Banque centrale polonaise en "cruise control"
La BCE sonne aujourd'hui la fin d'une période. L’inflation a tellement augmenté que Lagarde et ses collègues doivent en effet démarrer leur course de rattrapage monétaire. Les banques centrales d’Europe centrale ont quant à elles été contraintes d’intervenir beaucoup plus rapidement, notamment à cause de la faiblesse de la monnaie, qui renforce la spirale inflationniste. L’expérience montre que le processus dure beaucoup plus longtemps que prévu/espéré initialement. Il suffit de poser la question à Adam Glapinski, le président de la banque centrale polonaise (NBP).

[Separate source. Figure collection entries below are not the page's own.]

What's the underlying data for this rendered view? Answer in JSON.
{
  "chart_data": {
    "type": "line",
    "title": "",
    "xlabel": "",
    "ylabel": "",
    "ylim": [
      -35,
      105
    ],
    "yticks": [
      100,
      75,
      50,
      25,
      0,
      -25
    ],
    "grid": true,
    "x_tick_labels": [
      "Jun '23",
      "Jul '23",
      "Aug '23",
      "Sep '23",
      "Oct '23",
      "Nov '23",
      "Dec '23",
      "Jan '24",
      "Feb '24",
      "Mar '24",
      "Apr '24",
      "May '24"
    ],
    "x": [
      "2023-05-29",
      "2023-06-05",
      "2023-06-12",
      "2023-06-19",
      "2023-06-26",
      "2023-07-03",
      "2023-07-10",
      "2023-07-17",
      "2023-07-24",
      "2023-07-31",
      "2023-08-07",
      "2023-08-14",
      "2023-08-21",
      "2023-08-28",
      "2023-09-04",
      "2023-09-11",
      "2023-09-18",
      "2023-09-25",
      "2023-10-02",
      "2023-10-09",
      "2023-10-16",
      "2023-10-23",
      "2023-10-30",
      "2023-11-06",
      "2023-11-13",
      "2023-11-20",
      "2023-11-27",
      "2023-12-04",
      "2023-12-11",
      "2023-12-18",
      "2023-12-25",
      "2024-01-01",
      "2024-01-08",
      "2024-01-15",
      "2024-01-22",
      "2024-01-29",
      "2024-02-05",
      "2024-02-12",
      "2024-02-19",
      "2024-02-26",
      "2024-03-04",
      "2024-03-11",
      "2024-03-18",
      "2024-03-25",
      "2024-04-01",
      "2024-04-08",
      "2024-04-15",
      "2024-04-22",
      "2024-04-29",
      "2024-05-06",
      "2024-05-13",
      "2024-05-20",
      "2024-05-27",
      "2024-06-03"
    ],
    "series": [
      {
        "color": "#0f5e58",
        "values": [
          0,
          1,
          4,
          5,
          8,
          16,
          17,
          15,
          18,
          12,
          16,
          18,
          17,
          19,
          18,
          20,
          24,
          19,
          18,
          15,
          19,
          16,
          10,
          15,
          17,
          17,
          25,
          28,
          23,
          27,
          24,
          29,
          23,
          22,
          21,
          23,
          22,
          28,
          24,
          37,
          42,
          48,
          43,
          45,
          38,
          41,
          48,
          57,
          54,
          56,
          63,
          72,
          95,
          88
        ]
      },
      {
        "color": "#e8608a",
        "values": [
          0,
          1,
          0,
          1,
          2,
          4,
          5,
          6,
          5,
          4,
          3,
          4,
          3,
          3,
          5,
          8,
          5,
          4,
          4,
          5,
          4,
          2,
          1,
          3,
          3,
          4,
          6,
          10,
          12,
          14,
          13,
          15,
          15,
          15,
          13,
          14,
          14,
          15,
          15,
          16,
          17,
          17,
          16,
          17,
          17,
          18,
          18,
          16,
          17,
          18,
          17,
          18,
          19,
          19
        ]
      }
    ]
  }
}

Hier, la NBP a relevé son taux directeur pour la 9e fois consécutive, de 5,25 % à 6,0 %. Pour rappel, il y a un an, Glapinski était encore convaincu que l’inflation ne serait que passagère et qu'aucun relèvement de taux n'aurait lieu durant son premier mandat. Depuis lors, le président de la NBP a rempilé pour six années supplémentaires, mais son premier mandat n'arrive à échéance que dans deux semaines (21 juin) ! Les temps changent et les mentalités s’adaptent. Après un début "prudent" avec des interventions de 50 pb et un resserrement de 100 pb en avril, la banque semble avoir, jusqu’à nouvel ordre, réglé son "cruise control" sur 75 pb.
Malgré le resserrement monétaire, l’inflation a encore grimpé à 13,9 % en glissement annuel. Dans un certain sens, il s’agit encore d’une sous-estimation, car le gouvernement polonais a pris, dans le cadre de son combat contre l'inflation, des mesures visant à réduire l’érosion du pouvoir d’achat des citoyens via la diminution de plusieurs taxes. Cette inflation est toujours alimentée par la flambée des prix de l’énergie et des matières premières et par les conséquences des perturbations dans les chaînes de production. Outre ces facteurs "externes", le dérapage de l’inflation est également dû à des évolutions observées au sein même du pays. La demande reste forte (croissance de 2,5 % en glissement trimestriel et 8,5 % en glissement annuel au premier trimestre) et la NBP ne s’attend qu’à un ralentissement progressif. Cette demande est soutenue par les pénuries sur le marché de l’emploi et les fortes hausses des salaires (14,1 % en glissement annuel en avril). La NBP en est par conséquent arrivée à la conclusion que l’inflation pourrait rester supérieure à l’objectif (2,5 % +/- 1,0 %) pendant tout l’horizon de politique (jusqu’en 2024). Glapinski donnera encore des précisions plus tard dans la journée. Le marché s’attend à ce que la banque relève encore une fois son taux directeur de 75 pb en juillet. Ensuite, il est possible qu'elle ralentisse la cadence.
Sur le marché des changes, le zloty s’est récemment distingué comme un havre de paix par rapport à la couronne tchèque ou au forint hongrois. Le mois dernier, la devise tchèque a connu un regain de nervosité suite à la nomination de la colombe monétaire Ales Michl à la tête de la CNB. Le forint souffre quant à lui du fait que la banque centrale hongroise (MNB) a ralenti le rythme de ses relèvements de taux malgré une inflation toujours en hausse. Cela pourrait aider la NBP à ne pas commettre la même erreur et à préserver la position relativement confortable dans laquelle se trouve le zloty à l'heure actuelle. Concernant la politique de change, le communiqué confirme le virage à 180 degrés opéré par la banque centrale polonaise en 2021. Jusqu’à la fin de l’année dernière, il n’était pas toujours facile de savoir si la NBP voulait vraiment une devise plus forte. Aujourd'hui, elle fait savoir qu’elle pourrait intervenir sur le marché des changes si le cours de la devise ne l'aide pas dans sa stratégie de lutte contre l'inflation. Après un recul passager immédiatement après l’invasion de l'Ukraine par la Russie, le zloty a connu une évolution modérément positive ces deux derniers mois. Si la NBP maintient le cap pendant encore un certain temps et qu'elle ne commet pas la même erreur que la MNB, un retour vers le niveau de support technique de EUR/PLN 4,50 est possible.